Imagine someone has loaded the balls in the equal-sided diamond-shape shown. The balls are held, waiting to fall above the the v-shaped retainer. Suppose the the entire retainer is removed, all at once. The balls fall straight down, through the slots, into the waiting bins below. The retainer is then replaced and refilled with balls. This is the image we see. This would achieve the resulting triangular distribution.

This, of course, still doesn't explain the segregation of the colors!

Highway Spacing Proportional to Population Density


A map of the US Interstate System from Chris Yates via www.strangemaps.com
Note how the spacing is directly related to the population density. The distance from Daytona Beach to Tampa, Florida is only 132 miles. Compare that to the distance from San Antonio to Los Angeles: 1202 miles.

Galton's Quincunx





A Qunicunx at the Instituto Butantan, São Paulo, Brazil.

The model was the invention of Sir Francis Galton, one of the English gentry scientists of the 19th century. Galton was a cousin of Charles Darwin, and like Darwin, devoted himself to scientific explorations. He made significant contributions to meteorology, forensic science, and statistics. In the 1870s Galton developed a device to study dispersion of random events. His device consists of an array of pins that allows lead shot, encased behind glass, to cascade through.
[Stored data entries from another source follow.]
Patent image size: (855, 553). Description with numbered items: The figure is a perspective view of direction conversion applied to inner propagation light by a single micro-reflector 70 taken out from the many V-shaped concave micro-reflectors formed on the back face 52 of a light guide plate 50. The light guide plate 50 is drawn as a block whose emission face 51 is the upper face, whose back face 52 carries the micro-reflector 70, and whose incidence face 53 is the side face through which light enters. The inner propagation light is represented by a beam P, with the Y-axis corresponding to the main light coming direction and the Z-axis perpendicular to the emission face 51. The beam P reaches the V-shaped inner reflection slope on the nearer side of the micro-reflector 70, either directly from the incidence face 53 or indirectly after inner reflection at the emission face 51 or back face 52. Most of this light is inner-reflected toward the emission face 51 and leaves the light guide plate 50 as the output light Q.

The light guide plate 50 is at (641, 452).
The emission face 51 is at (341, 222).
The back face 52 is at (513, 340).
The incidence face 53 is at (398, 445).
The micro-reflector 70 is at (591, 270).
As a ball of shot falls it strikes a pin and falls randomly to the right or to the left, each equally likely. From there, the shot falls to the next level of pins where it repeats this random walk downward. The shot is collected in separate bins at the bottom of the device. The pattern of shot accumulated in the bins illustrates the variability associated with this simulation of a binomial experiment. He called his device a quincunx, due to the arrangement of pins like the pips on the number five side of a die. An illustration of Galton’s original quincunx can be found at the Galton Institute.


A Watery Histogram




A view of the side of an office building in Washington, DC after a rain shower.


What to look for:


Notice the water on the wall, leaking from the downspout.


Statistical Concept: A histogram showing the pattern of leaking water similar to the way a Galton board, also called Galton's Qunicunx or binomial board, is used to illustrate the binomial probability distribution, also a diffusion pattern demonstrating horizontal spread as the water seeps horizontally and down into the porous brick wall.